One Monday last September, hundreds of lawyers and paralegals showed up to work in Paul, Hastings, Janofsky & Walker's nine U.S. offices and found a laminated page sitting by their computers. "Get Started in Six Steps," it began.

It sounded simple, but over the weekend Paul Hastings had actually reinvented the way the global law firm works, replacing a cumbersome legacy application with a new document management system that completely restructured the way files were organized. It combined e-mail and documents into one centralized system instead of splitting them between different systems and offices.

"Before, you had information dispersed everywhere," says CIO Stova Wong. "There were such inefficiencies in the old system. All our client files were in different conditions. Attorney[s] A and B had their own files in their own offices. If Attorney C came into the case, he had to ask for someone to e-mail him that file."

Now it's all in one location. And while this may mean more work for individual attorneys who have to access the master document instead of just their own draft, it also means that the overall process is streamlined and more efficient for the client.

"Our old system sucked, but everyone got used to it," says Derek Smith, an attorney who is the chairman of the firm's technology committee, which oversees the IT department. "It was crappy but familiar."

Changing the way people work is never popular, but it's often necessary for the business. The new document management system is but one of myriad technologies that Paul Hastings has deployed in its transformation from a regional law firm where the business day ends with the FedEx deadline to an international practice where the workday never ends. Technology deployments can be relatively easy. Transforming work habits is almost always more challenging.

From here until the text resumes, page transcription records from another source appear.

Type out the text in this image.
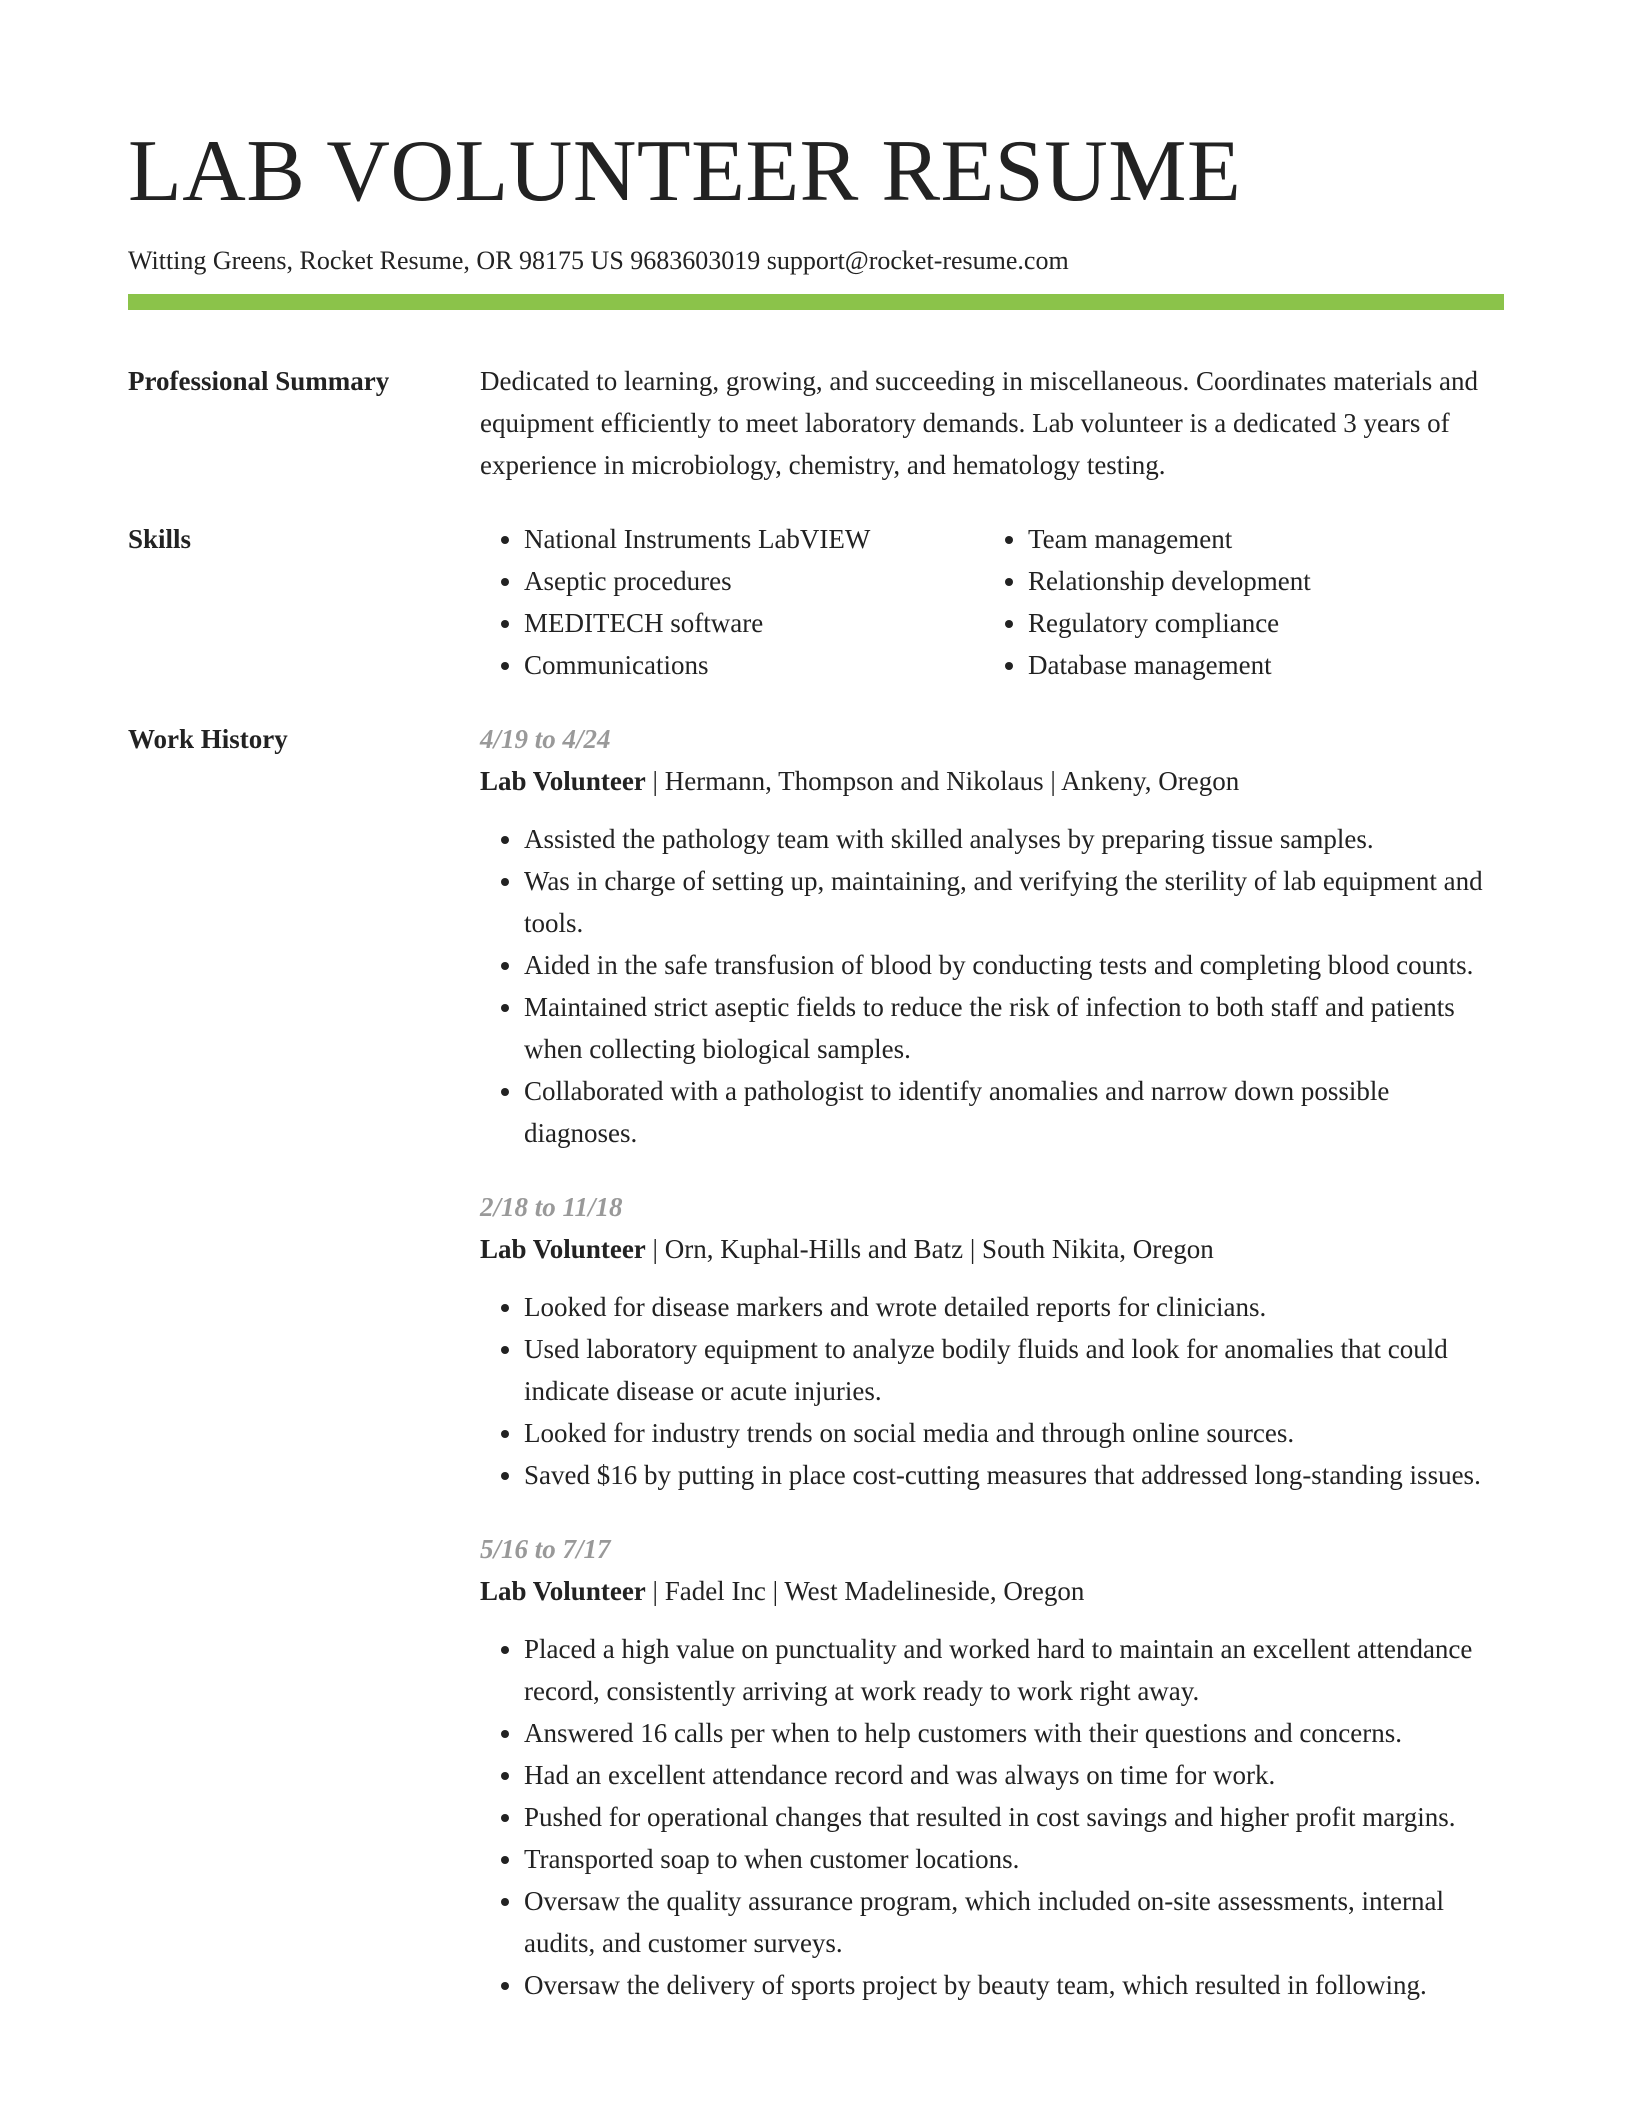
LAB VOLUNTEER RESUME
Witting Greens, Rocket Resume, OR 98175 US 9683603019 support@rocket-resume.com
Professional Summary	Dedicated to learning, growing, and succeeding in miscellaneous. Coordinates materials and equipment efficiently to meet laboratory demands. Lab volunteer is a dedicated 3 years of experience in microbiology, chemistry, and hematology testing.
Skills
•	National Instruments LabVIEW
• Aseptic procedures
• MEDITECH software
• Communications
• Team management
• Relationship development
• Regulatory compliance
• Database management
Work History	4/19 to 4/24
Lab Volunteer | Hermann, Thompson and Nikolaus | Ankeny, Oregon
• Assisted the pathology team with skilled analyses by preparing tissue samples.
• Was in charge of setting up, maintaining, and verifying the sterility of lab equipment and tools.
• Aided in the safe transfusion of blood by conducting tests and completing blood counts.
• Maintained strict aseptic fields to reduce the risk of infection to both staff and patients when collecting biological samples.
• Collaborated with a pathologist to identify anomalies and narrow down possible diagnoses.
2/18 to 11/18
Lab Volunteer | Orn, Kuphal-Hills and Batz | South Nikita, Oregon
• Looked for disease markers and wrote detailed reports for clinicians.
• Used laboratory equipment to analyze bodily fluids and look for anomalies that could indicate disease or acute injuries.
• Looked for industry trends on social media and through online sources.
• Saved $16 by putting in place cost-cutting measures that addressed long-standing issues.
5/16 to 7/17
Lab Volunteer | Fadel Inc | West Madelineside, Oregon
• Placed a high value on punctuality and worked hard to maintain an excellent attendance record, consistently arriving at work ready to work right away.
• Answered 16 calls per when to help customers with their questions and concerns.
• Had an excellent attendance record and was always on time for work.
• Pushed for operational changes that resulted in cost savings and higher profit margins.
• Transported soap to when customer locations.
• Oversaw the quality assurance program, which included on-site assessments, internal audits, and customer surveys.
• Oversaw the delivery of sports project by beauty team, which resulted in following.
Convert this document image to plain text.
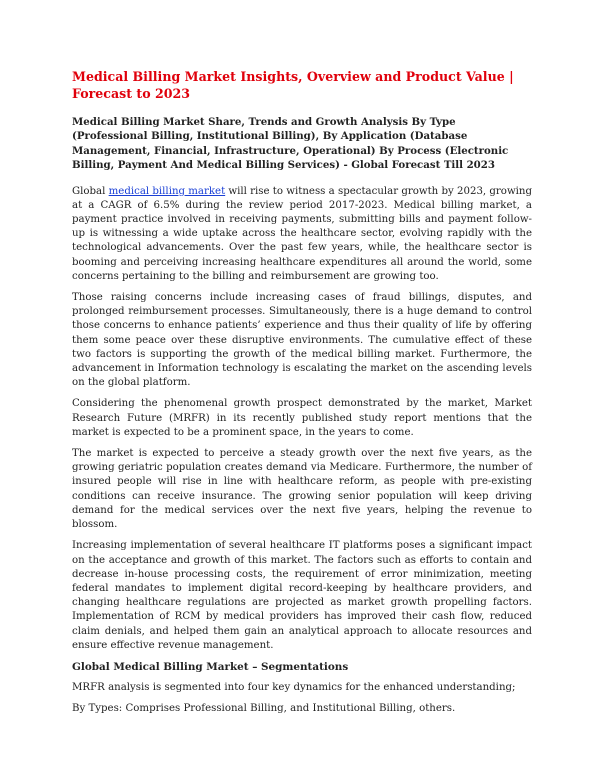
Medical Billing Market Insights, Overview and Product Value | Forecast to 2023
Medical Billing Market Share, Trends and Growth Analysis By Type (Professional Billing, Institutional Billing), By Application (Database Management, Financial, Infrastructure, Operational) By Process (Electronic Billing, Payment And Medical Billing Services) - Global Forecast Till 2023

Global medical billing market will rise to witness a spectacular growth by 2023, growing at a CAGR of 6.5% during the review period 2017-2023. Medical billing market, a payment practice involved in receiving payments, submitting bills and payment follow-up is witnessing a wide uptake across the healthcare sector, evolving rapidly with the technological advancements. Over the past few years, while, the healthcare sector is booming and perceiving increasing healthcare expenditures all around the world, some concerns pertaining to the billing and reimbursement are growing too.

Those raising concerns include increasing cases of fraud billings, disputes, and prolonged reimbursement processes. Simultaneously, there is a huge demand to control those concerns to enhance patients’ experience and thus their quality of life by offering them some peace over these disruptive environments. The cumulative effect of these two factors is supporting the growth of the medical billing market. Furthermore, the advancement in Information technology is escalating the market on the ascending levels on the global platform.

Considering the phenomenal growth prospect demonstrated by the market, Market Research Future (MRFR) in its recently published study report mentions that the market is expected to be a prominent space, in the years to come.

The market is expected to perceive a steady growth over the next five years, as the growing geriatric population creates demand via Medicare. Furthermore, the number of insured people will rise in line with healthcare reform, as people with pre-existing conditions can receive insurance. The growing senior population will keep driving demand for the medical services over the next five years, helping the revenue to blossom.

Increasing implementation of several healthcare IT platforms poses a significant impact on the acceptance and growth of this market. The factors such as efforts to contain and decrease in-house processing costs, the requirement of error minimization, meeting federal mandates to implement digital record-keeping by healthcare providers, and changing healthcare regulations are projected as market growth propelling factors. Implementation of RCM by medical providers has improved their cash flow, reduced claim denials, and helped them gain an analytical approach to allocate resources and ensure effective revenue management.

Global Medical Billing Market – Segmentations

MRFR analysis is segmented into four key dynamics for the enhanced understanding;

By Types: Comprises Professional Billing, and Institutional Billing, others.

"There was tons of resistance," says Wong. "Users have to live in a world that's more like a public domain, sharing files. The fear that anyone might have the appropriate rights to see the whole file makes attorneys very careful. When you're centralizing something like this, you have to give up speed. You're saving to a central location. It was really difficult for attorneys to learn a different application, even in the Outlook application. Searching documents was different. It's really a change in culture, switching to a client-centric model."